I regret all the years of not giving 110% to my studies.

And now I have to pay for my consequences.

I’ve never been an exceptional student. Always been borderline average. Mediocre. I hate it.

I study, sure I do. Just like every other student, I too burn the midnight oil. Leaving the exam hall, I usually don’t feel too bad but my results show otherwise. After much disappointment, it’s almost like I’ve come to accept that I’m just not made for this. It’s absolutely terrible for me to think this way, but it’s true.

I knew my CMA didn’t look too good. But I avoided thinking about it. I was stupid.
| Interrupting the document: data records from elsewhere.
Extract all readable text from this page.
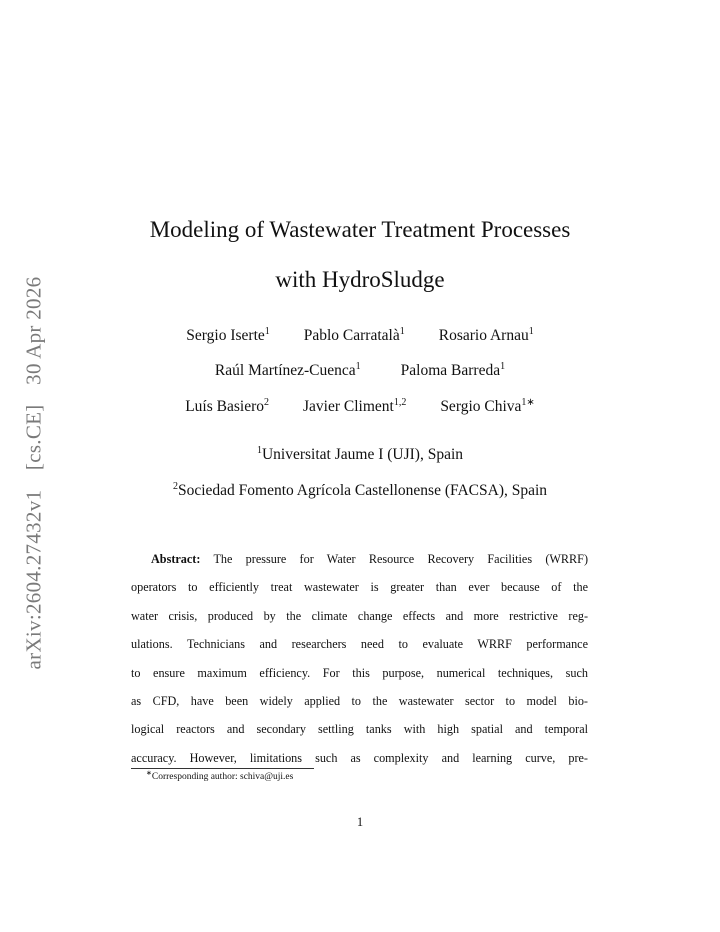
arXiv:2604.27432v1 [cs.CE] 30 Apr 2026
Modeling of Wastewater Treatment Processes
with HydroSludge
Sergio Iserte$^1$ Pablo Carratalà$^1$ Rosario Arnau$^1$
Raúl Martínez-Cuenca$^1$	Paloma Barreda$^1$
Luís Basiero$^2$ Javier Climent$^{1,2}$ Sergio Chiva$^{1∗}$
$^1$Universitat Jaume I (UJI), Spain
$^2$Sociedad Fomento Agrícola Castellonense (FACSA), Spain
Abstract: The pressure for Water Resource Recovery Facilities (WRRF)
operators to efficiently treat wastewater is greater than ever because of the
water crisis, produced by the climate change effects and more restrictive reg-
ulations. Technicians and researchers need to evaluate WRRF performance
to ensure maximum efficiency. For this purpose, numerical techniques, such
as CFD, have been widely applied to the wastewater sector to model bio-
logical reactors and secondary settling tanks with high spatial and temporal
accuracy. However, limitations such as complexity and learning curve, pre-
∗Corresponding author: schiva@uji.es
1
And now that I’m closer to the end of this road, I just suddenly feel this great big burden on my shoulders.

Me, a student who gets no more than a credit in every paper.. Aiming to graduate with a distinction?

Am I being realistic here?

I just can’t bear the thought of my parents spending ~RM28 000 to attend the graduation of their daughter whose merely graduating with a merit.

And it doesn’t get any better knowing that my closest buddies will be walking away with a distinction without me.

I have to put in every ounce of physical and mental energy to push my CMA to a borderline distinction. I already feel exhausted just thinking of what I have to do to redeem myself.

Shit. I know it’s gonna be SO worth it.